The sale and leaseback of state buildings is a bad budget practice, according to Legislative Analyst Mac Taylor. In an April 27 report, the analyst states, "After taking into account the one-time revenue that the state would receive in the first year and converting the future costs into today's dollars, we estimate the transaction would cost the state between $600 million and $1.5 billion."
As part of last year's budget deal, ABX4 22 (Evans) authorized the sale and leaseback of 11 state buildings, including the Franchise Tax Board complex.
According to The Sacramento Bee, the firm hired by the state to broker the deal said that because the state had received multiple bids over $2 billion for the whole package, the state plans to sell the package of buildings to one buyer.
At an April 28 hearing by the Assembly Accountability and Administrative Review Committee, both Democrats and Republicans voiced concern about the proposed sale. Assemblyman Hector De La Torre, chair of the committee, said, "I'm termed out this year like the governor, but I don't want to saddle future legislators and taxpayers with the cost of a stupid decision we make today."
Assemblyman Bill Emmerson said the Legislature should have final say over sales of buildings. (Sources: Legislative Analyst report "Should the State Sell Its Office Buildings?" of April 27 and The Sacramento Bee, April 28.)

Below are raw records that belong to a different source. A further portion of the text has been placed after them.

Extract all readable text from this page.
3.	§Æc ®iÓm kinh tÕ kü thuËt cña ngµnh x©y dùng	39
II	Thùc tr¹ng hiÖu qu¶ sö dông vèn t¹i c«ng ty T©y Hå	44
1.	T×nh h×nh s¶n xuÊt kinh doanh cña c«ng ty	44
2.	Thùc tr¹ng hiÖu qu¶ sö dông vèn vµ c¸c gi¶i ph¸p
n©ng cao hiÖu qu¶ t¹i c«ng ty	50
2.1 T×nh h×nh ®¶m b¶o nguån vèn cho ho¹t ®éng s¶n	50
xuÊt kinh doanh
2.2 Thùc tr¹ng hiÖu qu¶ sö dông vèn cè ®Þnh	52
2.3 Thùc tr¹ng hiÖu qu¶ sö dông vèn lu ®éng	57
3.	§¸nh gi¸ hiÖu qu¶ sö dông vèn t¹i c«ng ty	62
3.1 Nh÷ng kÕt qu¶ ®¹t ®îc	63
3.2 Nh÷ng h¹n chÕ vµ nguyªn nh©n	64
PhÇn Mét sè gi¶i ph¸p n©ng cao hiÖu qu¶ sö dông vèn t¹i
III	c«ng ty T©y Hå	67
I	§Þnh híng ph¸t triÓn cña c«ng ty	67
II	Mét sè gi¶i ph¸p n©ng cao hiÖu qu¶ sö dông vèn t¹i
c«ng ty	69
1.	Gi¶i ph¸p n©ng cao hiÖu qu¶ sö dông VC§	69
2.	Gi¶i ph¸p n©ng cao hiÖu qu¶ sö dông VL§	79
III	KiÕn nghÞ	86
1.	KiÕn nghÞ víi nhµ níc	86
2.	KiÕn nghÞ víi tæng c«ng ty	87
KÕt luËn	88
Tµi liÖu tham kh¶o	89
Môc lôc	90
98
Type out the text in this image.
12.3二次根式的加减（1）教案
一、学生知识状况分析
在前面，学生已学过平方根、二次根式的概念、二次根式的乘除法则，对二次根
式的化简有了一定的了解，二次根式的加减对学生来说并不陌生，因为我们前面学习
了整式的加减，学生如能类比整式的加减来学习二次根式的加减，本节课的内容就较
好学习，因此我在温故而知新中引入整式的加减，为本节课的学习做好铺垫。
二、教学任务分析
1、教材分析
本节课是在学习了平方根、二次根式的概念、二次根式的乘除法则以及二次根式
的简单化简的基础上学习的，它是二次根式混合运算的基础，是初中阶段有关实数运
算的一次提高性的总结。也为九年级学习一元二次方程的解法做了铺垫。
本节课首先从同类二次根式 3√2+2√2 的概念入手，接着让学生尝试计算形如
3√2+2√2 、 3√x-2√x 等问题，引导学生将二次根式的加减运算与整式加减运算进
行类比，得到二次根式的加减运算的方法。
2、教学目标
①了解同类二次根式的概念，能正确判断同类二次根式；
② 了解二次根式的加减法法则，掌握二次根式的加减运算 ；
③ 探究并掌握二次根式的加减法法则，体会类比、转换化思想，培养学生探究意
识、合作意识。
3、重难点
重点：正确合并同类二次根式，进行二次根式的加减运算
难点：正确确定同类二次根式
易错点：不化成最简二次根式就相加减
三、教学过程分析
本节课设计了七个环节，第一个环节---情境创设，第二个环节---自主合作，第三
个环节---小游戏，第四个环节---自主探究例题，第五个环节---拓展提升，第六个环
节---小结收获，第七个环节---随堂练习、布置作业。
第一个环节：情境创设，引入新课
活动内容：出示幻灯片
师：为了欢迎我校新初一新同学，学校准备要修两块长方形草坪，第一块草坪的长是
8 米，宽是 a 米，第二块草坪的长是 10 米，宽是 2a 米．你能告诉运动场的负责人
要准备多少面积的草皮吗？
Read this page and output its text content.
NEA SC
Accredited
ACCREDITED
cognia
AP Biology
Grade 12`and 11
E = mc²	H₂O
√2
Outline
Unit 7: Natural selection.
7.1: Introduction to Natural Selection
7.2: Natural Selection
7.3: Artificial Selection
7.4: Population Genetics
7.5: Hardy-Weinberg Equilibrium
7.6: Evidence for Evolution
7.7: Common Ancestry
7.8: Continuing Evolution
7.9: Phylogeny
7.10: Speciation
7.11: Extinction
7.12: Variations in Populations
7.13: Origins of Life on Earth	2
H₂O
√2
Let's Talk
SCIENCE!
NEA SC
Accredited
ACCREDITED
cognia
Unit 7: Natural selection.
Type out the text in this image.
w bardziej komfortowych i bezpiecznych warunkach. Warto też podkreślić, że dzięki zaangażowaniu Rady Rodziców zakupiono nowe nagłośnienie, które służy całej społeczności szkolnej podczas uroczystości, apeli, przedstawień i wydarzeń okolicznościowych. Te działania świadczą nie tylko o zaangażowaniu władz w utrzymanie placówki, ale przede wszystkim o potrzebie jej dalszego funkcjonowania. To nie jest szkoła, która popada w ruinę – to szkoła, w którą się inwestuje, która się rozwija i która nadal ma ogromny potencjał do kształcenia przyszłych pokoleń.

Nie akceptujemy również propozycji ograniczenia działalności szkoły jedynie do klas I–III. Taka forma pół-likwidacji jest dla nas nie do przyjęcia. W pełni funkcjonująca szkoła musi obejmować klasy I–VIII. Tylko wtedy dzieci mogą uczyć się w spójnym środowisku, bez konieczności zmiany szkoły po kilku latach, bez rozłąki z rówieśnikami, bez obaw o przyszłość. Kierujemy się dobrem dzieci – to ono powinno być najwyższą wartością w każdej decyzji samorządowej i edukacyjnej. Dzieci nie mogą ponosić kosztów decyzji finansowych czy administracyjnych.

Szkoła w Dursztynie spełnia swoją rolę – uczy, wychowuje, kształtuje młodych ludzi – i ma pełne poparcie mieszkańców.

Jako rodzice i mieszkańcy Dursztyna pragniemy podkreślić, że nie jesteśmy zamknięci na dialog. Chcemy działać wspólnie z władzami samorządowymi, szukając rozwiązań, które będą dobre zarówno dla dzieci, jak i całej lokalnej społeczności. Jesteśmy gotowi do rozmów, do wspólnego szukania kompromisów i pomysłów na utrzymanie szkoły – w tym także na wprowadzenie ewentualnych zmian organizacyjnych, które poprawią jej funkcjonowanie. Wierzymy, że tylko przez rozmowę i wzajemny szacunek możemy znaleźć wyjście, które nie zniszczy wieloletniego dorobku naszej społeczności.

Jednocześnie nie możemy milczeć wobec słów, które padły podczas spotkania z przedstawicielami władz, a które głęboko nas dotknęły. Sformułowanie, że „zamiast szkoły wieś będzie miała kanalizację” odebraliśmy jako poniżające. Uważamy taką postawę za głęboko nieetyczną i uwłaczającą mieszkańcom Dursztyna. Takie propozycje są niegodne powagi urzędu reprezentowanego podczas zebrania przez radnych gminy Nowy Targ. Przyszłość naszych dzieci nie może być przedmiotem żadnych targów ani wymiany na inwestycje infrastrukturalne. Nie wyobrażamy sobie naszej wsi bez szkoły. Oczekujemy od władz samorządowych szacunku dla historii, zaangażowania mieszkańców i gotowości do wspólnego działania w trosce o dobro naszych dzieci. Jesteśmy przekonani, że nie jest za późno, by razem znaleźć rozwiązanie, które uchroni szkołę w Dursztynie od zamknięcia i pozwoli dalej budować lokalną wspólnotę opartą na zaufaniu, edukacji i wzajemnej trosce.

(Cal-Tax: This is one of the more questionable budget gimmicks cooked up by the Legislature and Department of Finance last year, and it worsens the structural deficit in the future. This sale provides for one-time revenue that will not reoccur in the next budget year, causing a structural deficit. Even worse, the state will be obligated to pay big-time lease payments in the future that it otherwise would not have to pay. It works this way: If the state nets $1.5 billion for this year's budget, it will have to find that $1.5 billion somewhere else to continue the same level of spending next year. In addition, it will have to find an unknown additional amount to make the lease payments.)
April Tax Collections
Trail Last Year's Figure. State
Controller John Chiang reported that through April 29, the Franchise Tax Board
has collected $6.91 billion in personal income tax revenue in April, trailing
the $7.26 billion collected during the same period last year.
The controller's
report is updated on his website as tax
returns are processed.
Year-to-date
personal income tax revenues, as of April 29, totaled $36.2 billion. At the
same time last year, year-to-date revenues totaled $37.5 billion.
(Cal-Tax: The
controller's comparison of collections for the first 10 months of the current
fiscal year vs. the first 10 months of the previous fiscal year raises an
interesting issue. For 2008-09, the big February 2009 tax increase is reflected
in the amount collected for only a month or two of higher withholding and
estimated payments. In 2009-10, the massive income tax increase was in effect
for all 10 months. Astonishingly, the 2008-09 total,
which does not include much revenue from the tax increase, is higher than the
2009-10 figure that does include revenue from the tax hike.)